Looking at the 900 block of State Street, it is hard to imagine a street of houses. But if you could go back a few years, one would see just that including the home of Romeo and Naomi Garrett. The grandson of former enslaved persons, Romeo had been born in 1910 near Natchez, Mississippi. After completing the few educational opportunities locally available for him, Garrett would make his way to New Orleans, taking a job as a porter to put himself through Straight College. Graduating with a B.A., he became a social worker and was educational supervisor with the Work Progress Administration where he made noticeable improvements in education and decreasing illiteracy.

Garrett

Romeo B. Garrett (Photo Supplied by Bradley University)

With the outbreak of the World War II, Garrett enlisted in the then still segregated U.S. Army. Completing his enlistment with honors, Garrett moved to Peoria and married Naomi Sanders whom he had known in New Orleans. He enrolled at Bradley University. Studying sociology, he was the first African-American to receive his master’s degree from Bradley and, upon graduation in 1947, was immediately offered a position on the faculty.

In the 1950s, he and Naomi would move a few blocks away from their first Peoria address at 902 State St. to a 2 1/2 story Victorian (304 7th St.) complete with a two story front porch. Both this house, and the State Street home, were just a few blocks from the Zion Baptist Church were he served as associate pastor. This residence would be their home until the city would tear down the neighborhood he loved under the auspices of urban redevelopment.

As a professor at Bradley, Garrett would earn additional degrees and write numerous books, including on the history of the black experience in Peoria. He was active his entire life in civil rights, both off campus and on, including for the on-campus housing for minority students and hiring more minority professors among many other important initiatives.

In 1964, the Romeo B. Garrett Scholarship was endowed, having to date impacted more than 400 students. Among his many honors, Garrett was named professor emeritus upon retiring in 1976; two years later the Second Christian Science Reading Room, 924 Duryea, was purchased by Bradley University and named as the Garrett Cultural Center Auditorium.

Garrett Cultural Center Auditorium

Garrett Cultural Center Auditorium, 924 Duryea Place (Photo by Sid Ruckriegel)

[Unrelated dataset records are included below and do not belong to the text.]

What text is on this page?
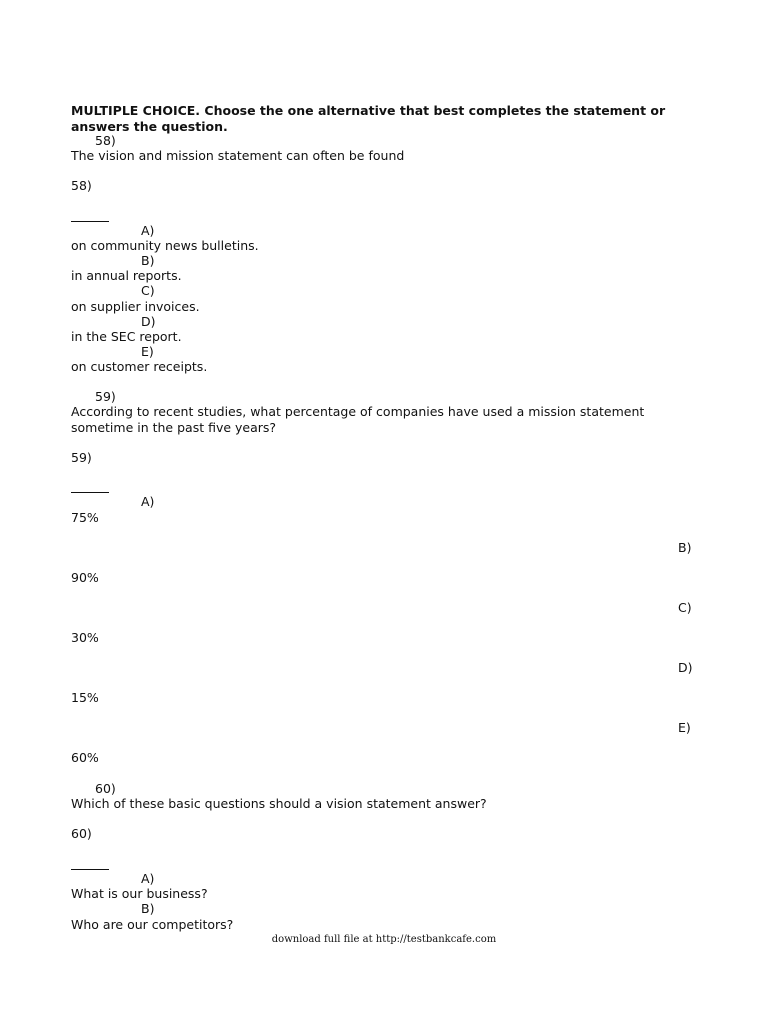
MULTIPLE CHOICE. Choose the one alternative that best completes the statement or
answers the question.
58)
The vision and mission statement can often be found
58)
A)
on community news bulletins.
B)
in annual reports.
C)
on supplier invoices.
D)
in the SEC report.
E)
on customer receipts.
59)
According to recent studies, what percentage of companies have used a mission statement
sometime in the past five years?
59)
A)
75%
B)
90%
C)
30%
D)
15%
E)
60%
60)
Which of these basic questions should a vision statement answer?
60)
A)
What is our business?
B)
Who are our competitors?
download full file at http://testbankcafe.com
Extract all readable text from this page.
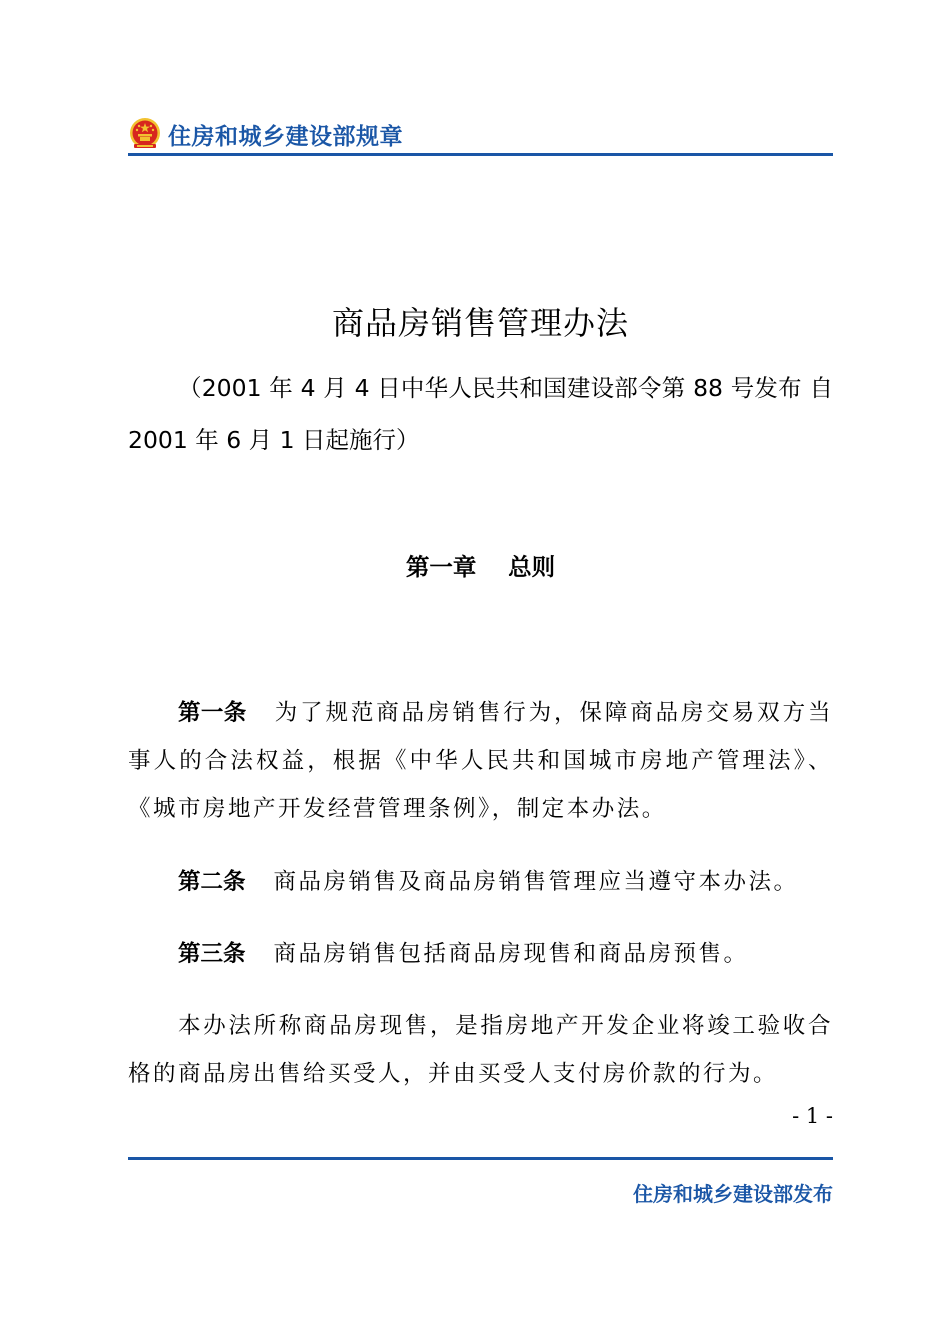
住房和城乡建设部规章
商品房销售管理办法
（2001 年 4 月 4 日中华人民共和国建设部令第 88 号发布 自 2001 年 6 月 1 日起施行）
第一章　 总则
第一条 为了规范商品房销售行为，保障商品房交易双方当事人的合法权益，根据《中华人民共和国城市房地产管理法》、《城市房地产开发经营管理条例》，制定本办法。
第二条 商品房销售及商品房销售管理应当遵守本办法。
第三条 商品房销售包括商品房现售和商品房预售。
本办法所称商品房现售，是指房地产开发企业将竣工验收合格的商品房出售给买受人，并由买受人支付房价款的行为。
- 1 -
住房和城乡建设部发布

The auditorium is a pale tan brick two-story building built in the pre-war minimalism style. The heavy structural mass is communicated through small punctuations of windows while a heavily stylized, but not ornate, detail surrounds the front door, topping the entrance with a second-story brick frieze. The plain sidewalls are interrupted by a series of stylized buttresses. The first floor houses an auditorium space (originally the reading room) while the second floor is divided into smaller spaces, providing educational and social spaces for students.

In later years, Romeo B. Garrett would come back to Southtown and build a new home, one of the few displaced who would return. Houses are sometimes identifiable with the occupants who once lived there; maybe, though, the expanse of Garrett’s work and experiences are too impactful and need something more than just a house. Perhaps the Garrett Auditorium, standing as a solid living legacy, is a better way to remember the tireless work he did not only for Peoria but our entire community and to challenge us to continue the work still to be done.